NCAA chief wanting overhaul of rulebook
The Associated Press
Mark Emmert is tired of tweaking the NCAA rulebook.
He wants an overhaul.
More than 60 university presidents and administrators are scheduled to meet with Emmert on Tuesday and Wednesday in Indianapolis, a debate that could include everything from deregulation to scholarship funding to keeping integrity in college sports.
“He thinks it’s time to look at what we’re doing at a mega-level, and if where we are is where we want to be and should be,” said former NCAA infractions committee chairwoman Josephine Potuto, the faculty rep at Nebraska since 1997. “He wants to know where Division I is and where it’s headed.”
Critics contend it’s about time because under the current format, the NCAA cannot keep up with all the scandals tainting college sports.
Connecticut was penalized in February for recruiting violations in its men’s basketball program, but the punishment did not derail the Huskies run to a third national title.
In December, Auburn’s football program came under scrutiny after Cam Newton’s father was found to be involved in a pay-for-play recruiting scheme. The NCAA did not punish Newton, ruling he was unaware of his father’s efforts. Newton went on to win the Heisman Trophy and led Auburn to the national title.
That’s just the start.
In June, Southern California was stripped of its 2004 national championship by the Bowl Championship Series for NCAA infractions that also forced Reggie Bush to give back his Heisman Trophy.
Tennessee officials are still awaiting an NCAA decision on a case accusing former football coach Lane Kiffin and men’s basketball coach Bruce Pearl of recruiting violations. The school is also accused of failing to create an atmosphere of compliance.
Ohio State officials are scheduled to appear in front of the infractions committee Friday. The case involves football players who allegedly received cash and tattoos for autographs, championship rings and equipment. Former coach Jim Tressel also is accused of failing to notify school officials after learning of the possible infractions. Tressel resigned in May, but the players were allowed to play in last season’s bowl game and will be suspended this fall. Ohio State President Gordon Gee is also expected to attend the presidential retreat.
Two weeks ago, North Carolina fired football coach Butch Davis amid an NCAA investigation into allegations of improper benefits provided to players and academic misconduct, following several suspensions of players who had contact with agents.
Even those outside the purview of the NCAA have gotten caught up in scandal.
The BCS fined the Fiesta Bowl $1 million and considered dropping the game from its series after an internal investigation uncovered apparently illegal campaign contributions by staff and lavish spending by former bowl CEO and president John Junker on parties and a night at a strip club.
So when Emmert sent out invitations to this week’s meeting, he made it clear that this wasn’t going to be just a typical round table discussion.
“A few new tweaks of the rules won’t get the job done,” he said in a statement.
Apparently, he’s not alone.
Last week, the NCAA’s leadership council agreed to come up with a men’s basketball proposal that would deregulate electronic communications, including text messages. It would also allow unlimited communication beginning Aug. 1 with recruits entering their junior years. A formal proposal could be finalized by October.

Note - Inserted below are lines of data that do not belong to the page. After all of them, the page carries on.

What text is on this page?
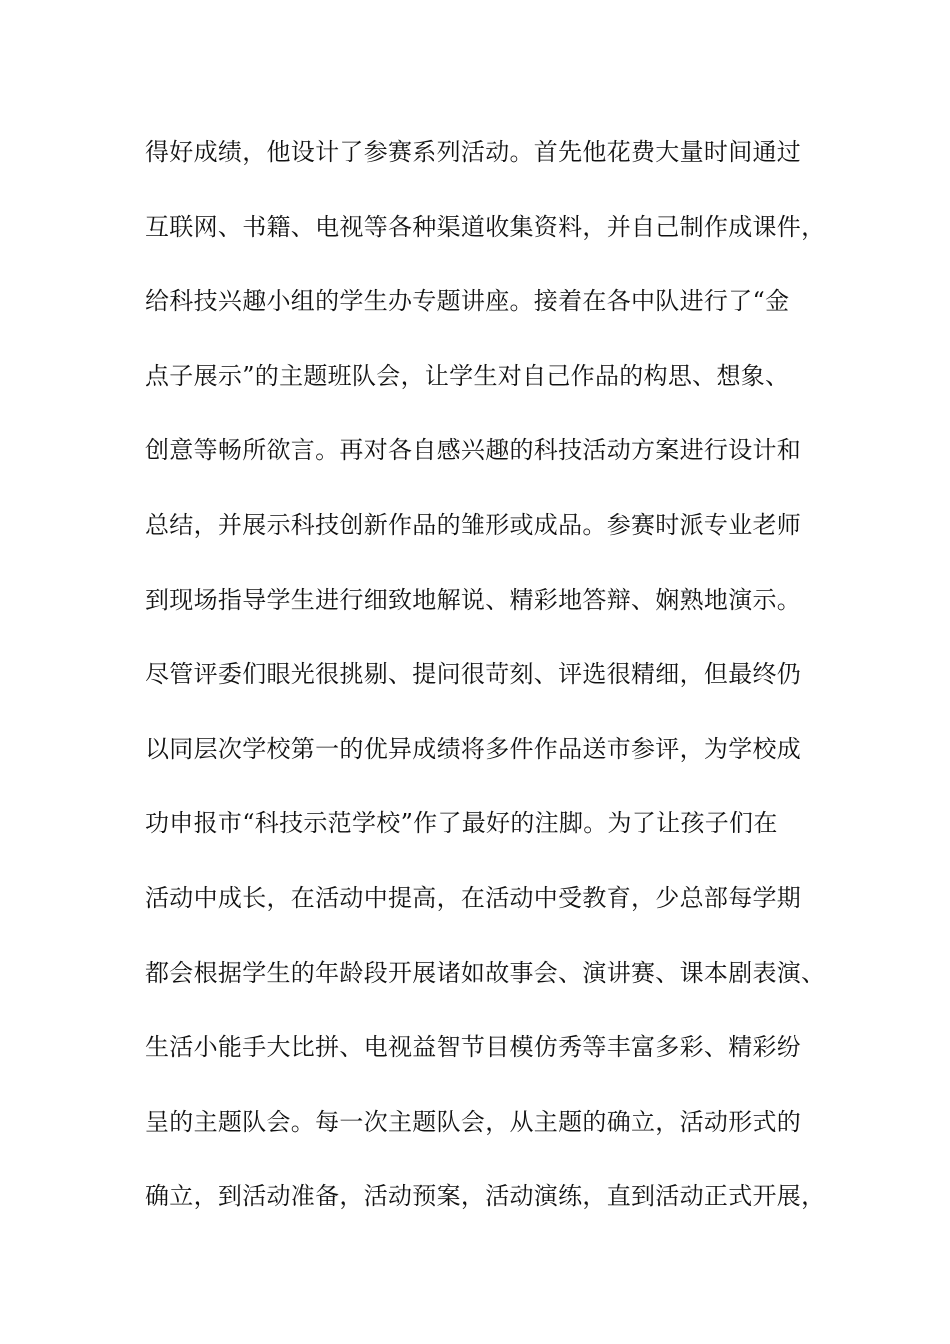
得好成绩，他设计了参赛系列活动。首先他花费大量时间通过
互联网、书籍、电视等各种渠道收集资料，并自己制作成课件，
给科技兴趣小组的学生办专题讲座。接着在各中队进行了“金
点子展示”的主题班队会，让学生对自己作品的构思、想象、
创意等畅所欲言。再对各自感兴趣的科技活动方案进行设计和
总结，并展示科技创新作品的雏形或成品。参赛时派专业老师
到现场指导学生进行细致地解说、精彩地答辩、娴熟地演示。
尽管评委们眼光很挑剔、提问很苛刻、评选很精细，但最终仍
以同层次学校第一的优异成绩将多件作品送市参评，为学校成
功申报市“科技示范学校”作了最好的注脚。为了让孩子们在
活动中成长，在活动中提高，在活动中受教育，少总部每学期
都会根据学生的年龄段开展诸如故事会、演讲赛、课本剧表演、
生活小能手大比拼、电视益智节目模仿秀等丰富多彩、精彩纷
呈的主题队会。每一次主题队会，从主题的确立，活动形式的
确立，到活动准备，活动预案，活动演练，直到活动正式开展，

Potuto thinks this debate is long overdue.
“Trying to regulate is really clogging up the process,” she said. “Believe me, if you list something and it’s a no-no, it’s incumbent on the association to go after people who break those rules, whether they’re agents paying players or you’re making too many phone calls. The question is whether we should have some of these rules in place. i think it’s worth a full discussion as to what it is we’re trying to accomplish, how well we’re accomplishing it and what the trade-off is as far as other things we might or should be doing.”

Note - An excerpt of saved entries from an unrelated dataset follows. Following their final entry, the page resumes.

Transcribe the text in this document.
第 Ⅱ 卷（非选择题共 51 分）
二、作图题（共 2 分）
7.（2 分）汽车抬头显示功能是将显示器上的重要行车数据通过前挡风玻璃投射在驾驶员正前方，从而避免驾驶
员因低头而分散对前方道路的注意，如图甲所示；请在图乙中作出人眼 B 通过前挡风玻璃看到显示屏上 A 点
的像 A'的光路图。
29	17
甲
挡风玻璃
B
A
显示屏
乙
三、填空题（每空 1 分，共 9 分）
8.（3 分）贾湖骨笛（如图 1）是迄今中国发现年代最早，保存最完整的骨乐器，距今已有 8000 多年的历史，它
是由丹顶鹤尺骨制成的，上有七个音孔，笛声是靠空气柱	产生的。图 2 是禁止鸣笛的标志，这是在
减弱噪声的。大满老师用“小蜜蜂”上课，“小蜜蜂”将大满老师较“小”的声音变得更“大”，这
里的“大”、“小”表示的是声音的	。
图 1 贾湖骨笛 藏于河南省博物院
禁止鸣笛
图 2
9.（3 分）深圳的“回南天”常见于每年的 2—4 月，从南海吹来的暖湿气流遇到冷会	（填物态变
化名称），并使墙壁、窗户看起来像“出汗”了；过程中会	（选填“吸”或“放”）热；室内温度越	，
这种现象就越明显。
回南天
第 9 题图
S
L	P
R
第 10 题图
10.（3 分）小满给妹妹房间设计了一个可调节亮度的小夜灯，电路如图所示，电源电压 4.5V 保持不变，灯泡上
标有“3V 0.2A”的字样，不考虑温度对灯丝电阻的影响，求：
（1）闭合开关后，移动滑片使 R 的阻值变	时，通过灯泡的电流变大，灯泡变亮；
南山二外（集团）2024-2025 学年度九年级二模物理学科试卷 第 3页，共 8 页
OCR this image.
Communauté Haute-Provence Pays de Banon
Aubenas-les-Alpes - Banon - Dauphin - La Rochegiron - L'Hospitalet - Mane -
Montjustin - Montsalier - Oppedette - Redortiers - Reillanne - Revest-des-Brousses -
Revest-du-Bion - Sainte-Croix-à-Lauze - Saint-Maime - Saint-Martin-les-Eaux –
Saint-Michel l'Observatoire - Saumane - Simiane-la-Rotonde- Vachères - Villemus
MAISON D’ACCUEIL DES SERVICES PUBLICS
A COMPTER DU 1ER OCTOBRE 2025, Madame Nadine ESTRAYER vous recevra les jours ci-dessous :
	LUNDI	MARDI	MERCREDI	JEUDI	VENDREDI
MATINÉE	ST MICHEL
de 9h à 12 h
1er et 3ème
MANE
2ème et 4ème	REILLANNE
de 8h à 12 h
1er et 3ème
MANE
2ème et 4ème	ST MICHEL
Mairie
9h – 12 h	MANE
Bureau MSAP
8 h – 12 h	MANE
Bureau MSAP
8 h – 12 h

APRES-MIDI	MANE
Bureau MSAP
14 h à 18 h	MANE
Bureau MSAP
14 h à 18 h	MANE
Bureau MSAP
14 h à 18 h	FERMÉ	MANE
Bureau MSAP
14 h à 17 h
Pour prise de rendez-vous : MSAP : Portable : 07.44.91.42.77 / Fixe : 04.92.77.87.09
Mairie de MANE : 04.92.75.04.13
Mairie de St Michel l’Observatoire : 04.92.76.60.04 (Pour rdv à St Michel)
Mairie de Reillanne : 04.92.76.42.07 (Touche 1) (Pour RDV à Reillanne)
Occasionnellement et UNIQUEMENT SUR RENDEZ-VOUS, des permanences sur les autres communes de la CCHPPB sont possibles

Potuto also favors other new concepts such as providing scholarship athletes with the full cost of attendance, money above and beyond just what’s paid to the university.
Officials from the Big Ten, Big 12 and SEC have had similar discussions at their conference meetings, and it’s almost certain to be a key part of this week’s discussion.
“We’re for it,” Texas athletic director DeLoss Dodds said in June. “It’s a positive thing and I think doing something for student-athletes is a positive thing. The reality of being able to do it, it’s hard.”
No formal proposals are expected to go into the NCAA’s legislative process after the two-day presidential retreat.
Instead, the discussion over key issues such as policing unsavory agents, stronger enforcement tools and punishments for rules violators, academic reform, player safety and financial sustainability will return to campuses.
Emmert and others believe the answers could change college athletics for years to come.
“The intent isn’t to simply have the discussion and then everybody goes home and goes back to doing things the way they have done them,” Potuto said. “There is a real interest in airing the issues and coming to some agreement, if not on a particular way to handle it but alternative ways that then could be voted on. I think the intent would be to get that done in a short timeframe, one or two years rather than five or 10 years.”